Mutually assured destruction. Just how important was that device that he’d threaten that?
Sinnamon did catch that he had unknowingly revealed he didn’t know they were functionally immortal through the respawn mechanic. Better to keep that knowledge hidden.
“Look, we don’t want any trouble. You know we’re not from this place, we’re just trying to find a way home. You said you’re an archivist. Maybe you could help us find a way home and we won't have to bother each other ever again. Do you know who the Revi are? We think they are the ones who brought us here.” Sinnamon knew it was a gamble telling the man this much information, but she really didn’t want to go back to the useless back and forth from earlier. Someone had to give, and it might as well be them.
The Archivist shook his head sadly. “I’m afraid you’d be hard pressed to find them. Most of the Revi have been dead for a thousand years.”
The room was quiet with the weight of his words. Dead a thousand years. The Serethi said the oldest Guardians had only been around for one hundred and twenty years. A dead end, then? There was something in the way the Archivist phrased his answer, though…
“‘Most’? Not ‘all’?” Sinnamon asked.
“One still lives, though I cannot be sure. I have been disconnected from the greater world for some time.” The Archivist stood and walked over to the machine, gesturing for them to follow. “The truth is, this device will not work for you because you lack the proper form.”
Along one side of the device’s base was an impression much like the one on the podium that let them enter. It was different from the guild’s focus crystal. Placing it in the cup produced no result.
Then an idea hit Sinnamon. She reached into her bag of holding and took out a fist-sized violet crystal. The Archivist’s eyes widened somewhat as the crystal’s pulsing light brightened the room slightly.
She put the crystal in the impression and it was an exact fit. The crystals on the device flared to life with color and the device began to spin. It spun faster and faster until all the colors melded into a bright white light that covered the ceiling. The light above them began to resolve once again into different colors, forming an image that showed Gaea as viewed from her moon, Diurne. Navorinelle, the continent they were on, faced them, but the planet was rotating slowly and the other continents creeped in from the edges.
A prompt appeared before Sinnamon.
Greetings, Guardian. The contents of this repository can only be accessed by Reylynn or through a key belonging to those she has entrusted with its safety. As the Caer Fragment used to activate this repository did not belong to an expected person, its contents have been locked.
Another prompt appeared, though it was blank. The words began to appear as though they were being typed in real time.
Guardians recognized: Ashley Miller. Andrew Weaver. Reina Lee. Failsafe Quest Activated.
Minimum Class Level: 1
Maximum Class Level: None
Description: Reylynn is gone. Barrier is weak. Experience is gone. Isiphelo comes comes comes Find Fel Find Fel Find Fel.
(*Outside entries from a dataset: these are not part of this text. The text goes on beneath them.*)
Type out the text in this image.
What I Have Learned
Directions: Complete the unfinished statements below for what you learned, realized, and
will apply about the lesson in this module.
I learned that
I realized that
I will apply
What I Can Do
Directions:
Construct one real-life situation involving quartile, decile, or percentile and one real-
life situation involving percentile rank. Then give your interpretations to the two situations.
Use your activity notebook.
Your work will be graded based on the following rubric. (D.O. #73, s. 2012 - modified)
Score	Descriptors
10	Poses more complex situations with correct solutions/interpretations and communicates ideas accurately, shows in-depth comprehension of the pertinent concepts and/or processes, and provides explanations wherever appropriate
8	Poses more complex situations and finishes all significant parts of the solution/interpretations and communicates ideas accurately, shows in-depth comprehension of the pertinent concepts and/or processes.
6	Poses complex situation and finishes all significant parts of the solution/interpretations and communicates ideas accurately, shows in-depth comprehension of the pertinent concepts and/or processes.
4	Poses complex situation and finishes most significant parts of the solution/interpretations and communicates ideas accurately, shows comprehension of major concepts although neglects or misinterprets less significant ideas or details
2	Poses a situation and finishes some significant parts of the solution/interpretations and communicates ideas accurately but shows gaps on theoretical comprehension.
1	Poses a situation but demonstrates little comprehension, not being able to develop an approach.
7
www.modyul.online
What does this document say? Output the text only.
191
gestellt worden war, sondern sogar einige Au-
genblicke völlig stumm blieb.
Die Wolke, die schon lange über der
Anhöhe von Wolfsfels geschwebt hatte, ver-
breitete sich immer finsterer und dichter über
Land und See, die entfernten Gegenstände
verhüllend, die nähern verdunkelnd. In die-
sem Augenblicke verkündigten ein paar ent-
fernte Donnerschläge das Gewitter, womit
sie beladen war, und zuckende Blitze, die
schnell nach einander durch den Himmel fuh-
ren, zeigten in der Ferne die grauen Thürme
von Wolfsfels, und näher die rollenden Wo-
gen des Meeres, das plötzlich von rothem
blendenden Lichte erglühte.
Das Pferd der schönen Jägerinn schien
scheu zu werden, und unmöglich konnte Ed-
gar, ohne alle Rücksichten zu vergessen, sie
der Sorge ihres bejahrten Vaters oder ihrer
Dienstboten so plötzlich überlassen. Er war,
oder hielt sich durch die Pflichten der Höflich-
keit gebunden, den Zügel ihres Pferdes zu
You need You need You need You need You need need need need Fel
ALERT! THIS QUEST CANNOT BE REFUSED!
The string of words were as frantic as they were incoherent. But as quickly as the message and the light show had happened, it suddenly ended, with the orb dropping to the podium like the rock it was.
Sinnamon looked at Weaver. “Did… Did you get that message, too?”
He nodded slowly back at her.
A ghostly blue light filled the room and the Archivist cleared his throat. His next words came in a threatening voice that made Sinnamon regret turning her back to him.
“Perhaps we should start over from the beginning. You are going to tell me how you came into possession of that Ikhwezi's body.”